Kos: "At Tzorg, we see those improvements reflected in more spendable home care by reducing travel time. You can realise improvements in every area. As a society or as a country, you have to go along with that to avoid unnecessary use of resources. But AI also leads to greater happiness; for example, I can make a better choice of study because AI can help me to understand who I am, recognising what my passions and talents are.

My plea is to challenge organisations to try and experiment more to see where AI, smart computing or formulas can help you make people happier and prevent problems. In the case of Tzorg, this was about reduction in travel movements but it can be done in other areas as well. It's a waste not to do it".

What is your advice for other organisations and entrepreneurs to get started with AI?

Joep: "We want as many parties as possible, and certainly organisations doing something great in society, to start using AI. This can be by taking small steps; starting by listening, hearing examples and letting them sink in. Drawing, discovering, and slowly building this up to the big change. Because the moment you are convinced, then you start putting in the time, setting up functions and investing in them. Awareness is a gradual process that takes time. The more complex the change, the more time it takes".

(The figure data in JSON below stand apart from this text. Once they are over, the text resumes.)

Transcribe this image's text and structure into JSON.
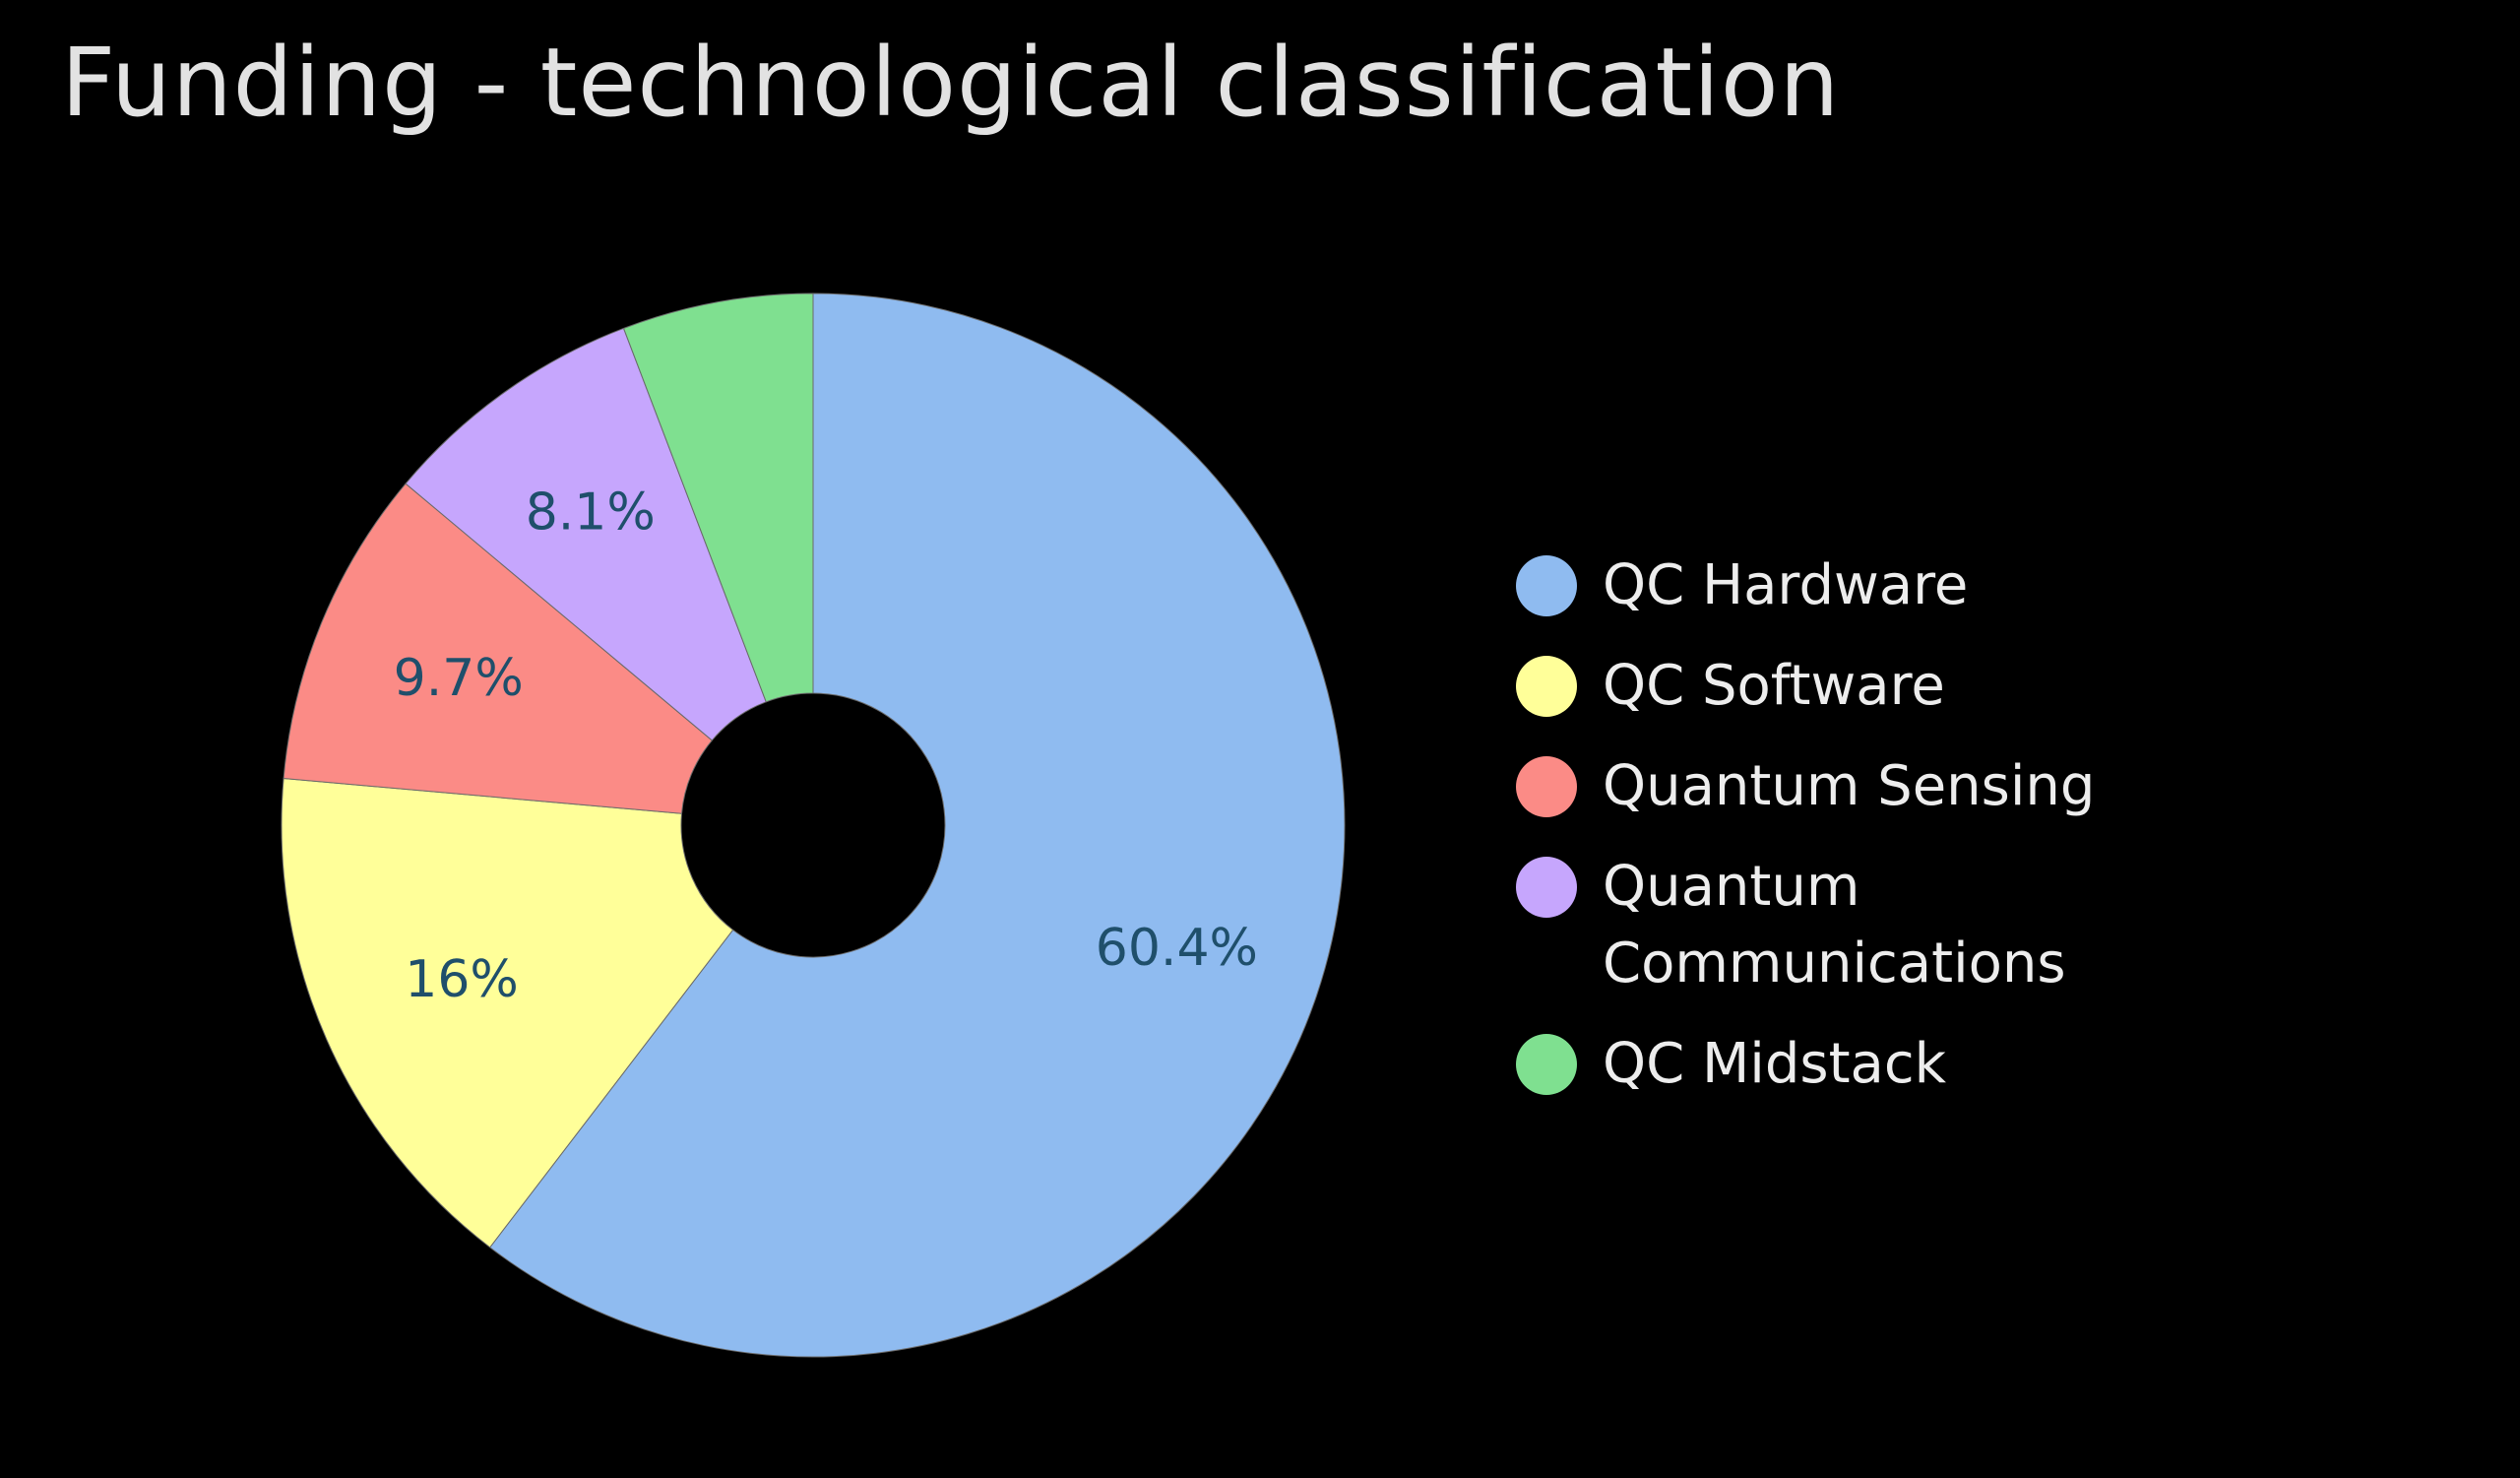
{
  "chart_data": {
    "type": "pie",
    "title": "Funding - technological classification",
    "categories": [
      "QC Hardware",
      "QC Software",
      "Quantum Sensing",
      "Quantum Communications",
      "QC Midstack"
    ],
    "values": [
      60.4,
      16,
      9.7,
      8.1,
      5.8
    ],
    "data_labels": [
      "60.4%",
      "16%",
      "9.7%",
      "8.1%",
      ""
    ],
    "colors": [
      "#8fbbf0",
      "#ffff99",
      "#fb8b86",
      "#c6a6fd",
      "#7fe090"
    ],
    "label_color": "#1f4f6b",
    "donut": true,
    "legend": "right"
  }
}
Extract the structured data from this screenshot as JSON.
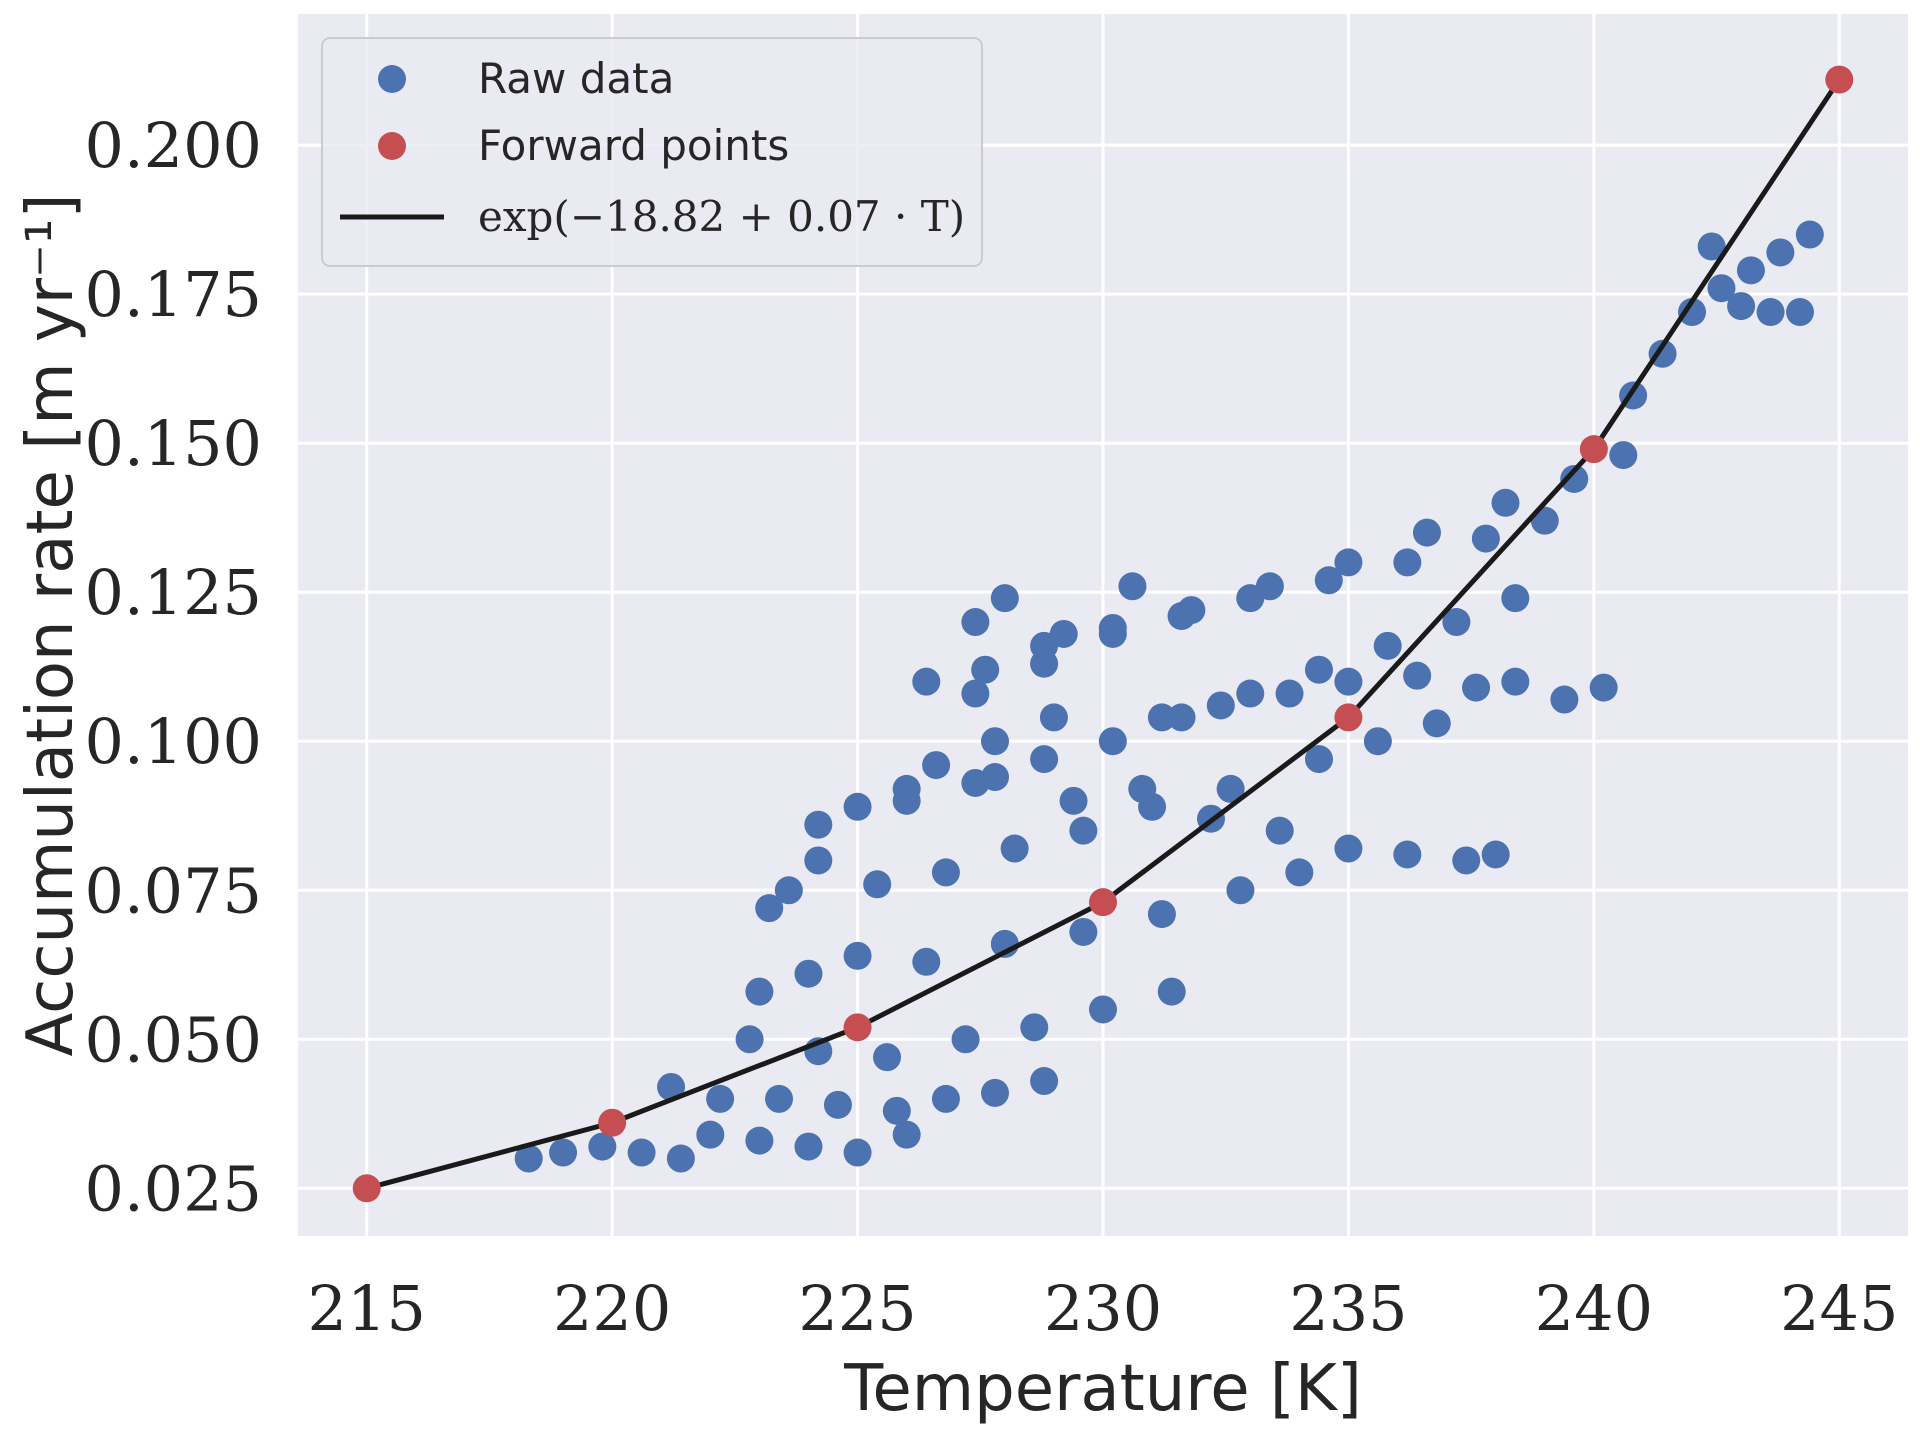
{
  "chart_data": {
    "type": "scatter",
    "title": "",
    "xlabel": "Temperature [K]",
    "ylabel": "Accumulation rate [m yr⁻¹]",
    "xlim": [
      213.6,
      246.4
    ],
    "ylim": [
      0.017,
      0.222
    ],
    "xticks": [
      215,
      220,
      225,
      230,
      235,
      240,
      245
    ],
    "yticks": [
      0.025,
      0.05,
      0.075,
      0.1,
      0.125,
      0.15,
      0.175,
      0.2
    ],
    "xtick_labels": [
      "215",
      "220",
      "225",
      "230",
      "235",
      "240",
      "245"
    ],
    "ytick_labels": [
      "0.025",
      "0.050",
      "0.075",
      "0.100",
      "0.125",
      "0.150",
      "0.175",
      "0.200"
    ],
    "grid": true,
    "legend_position": "top-left",
    "colors": {
      "background": "#eaeaf2",
      "grid": "#ffffff",
      "raw": "#4c72b0",
      "forward": "#c44e52",
      "fit": "#1a1a1a"
    },
    "series": [
      {
        "name": "Raw data",
        "kind": "scatter",
        "color": "#4c72b0",
        "x": [
          218.3,
          219.0,
          219.8,
          220.6,
          221.4,
          222.0,
          223.0,
          224.0,
          225.0,
          226.0,
          221.2,
          222.2,
          223.4,
          224.6,
          225.8,
          226.8,
          227.8,
          228.8,
          222.8,
          224.2,
          225.6,
          227.2,
          228.6,
          230.0,
          231.4,
          223.0,
          224.0,
          225.0,
          226.4,
          228.0,
          229.6,
          231.2,
          232.8,
          234.0,
          223.2,
          223.6,
          224.2,
          225.4,
          226.8,
          228.2,
          229.6,
          231.0,
          232.6,
          234.4,
          235.6,
          236.8,
          226.0,
          227.4,
          228.8,
          230.2,
          231.6,
          233.0,
          234.4,
          235.8,
          237.2,
          238.4,
          227.4,
          228.8,
          230.2,
          231.8,
          233.4,
          235.0,
          236.6,
          238.2,
          239.6,
          240.6,
          226.4,
          227.6,
          228.8,
          230.2,
          231.6,
          233.0,
          234.6,
          236.2,
          237.8,
          239.0,
          226.6,
          227.8,
          229.4,
          230.8,
          232.2,
          233.6,
          235.0,
          236.2,
          237.4,
          231.2,
          232.4,
          233.8,
          235.0,
          236.4,
          237.6,
          238.4,
          239.4,
          240.2,
          240.8,
          241.4,
          242.0,
          242.6,
          243.2,
          243.8,
          244.4,
          242.4,
          243.0,
          243.6,
          244.2,
          227.4,
          228.0,
          229.2,
          230.6,
          225.0,
          226.0,
          224.2,
          227.8,
          229.0,
          238.0
        ],
        "y": [
          0.03,
          0.031,
          0.032,
          0.031,
          0.03,
          0.034,
          0.033,
          0.032,
          0.031,
          0.034,
          0.042,
          0.04,
          0.04,
          0.039,
          0.038,
          0.04,
          0.041,
          0.043,
          0.05,
          0.048,
          0.047,
          0.05,
          0.052,
          0.055,
          0.058,
          0.058,
          0.061,
          0.064,
          0.063,
          0.066,
          0.068,
          0.071,
          0.075,
          0.078,
          0.072,
          0.075,
          0.08,
          0.076,
          0.078,
          0.082,
          0.085,
          0.089,
          0.092,
          0.097,
          0.1,
          0.103,
          0.09,
          0.093,
          0.097,
          0.1,
          0.104,
          0.108,
          0.112,
          0.116,
          0.12,
          0.124,
          0.108,
          0.113,
          0.118,
          0.122,
          0.126,
          0.13,
          0.135,
          0.14,
          0.144,
          0.148,
          0.11,
          0.112,
          0.116,
          0.119,
          0.121,
          0.124,
          0.127,
          0.13,
          0.134,
          0.137,
          0.096,
          0.094,
          0.09,
          0.092,
          0.087,
          0.085,
          0.082,
          0.081,
          0.08,
          0.104,
          0.106,
          0.108,
          0.11,
          0.111,
          0.109,
          0.11,
          0.107,
          0.109,
          0.158,
          0.165,
          0.172,
          0.176,
          0.179,
          0.182,
          0.185,
          0.183,
          0.173,
          0.172,
          0.172,
          0.12,
          0.124,
          0.118,
          0.126,
          0.089,
          0.092,
          0.086,
          0.1,
          0.104,
          0.081
        ]
      },
      {
        "name": "Forward points",
        "kind": "scatter",
        "color": "#c44e52",
        "x": [
          215,
          220,
          225,
          230,
          235,
          240,
          245
        ],
        "y": [
          0.025,
          0.036,
          0.052,
          0.073,
          0.104,
          0.149,
          0.211
        ]
      },
      {
        "name": "exp(−18.82 + 0.07 · T)",
        "kind": "line",
        "color": "#1a1a1a",
        "x": [
          215,
          220,
          225,
          230,
          235,
          240,
          245
        ],
        "y": [
          0.025,
          0.036,
          0.052,
          0.073,
          0.104,
          0.149,
          0.211
        ]
      }
    ]
  }
}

Kos: "Many of Pipple's assignments focus on a need for change; customers have a problem and Pipple's people come up with the solution. The interesting thing about AI is that companies don't have to have problems at all. If Tzorg and Pipple had not entered into this innovation, everyone would have been happy too. But it is a shame to miss out on the opportunities of AI because that need for change is not felt. That's why my plea is; have a talk and see what's possible. Because in no need for change, there is also a lot of value".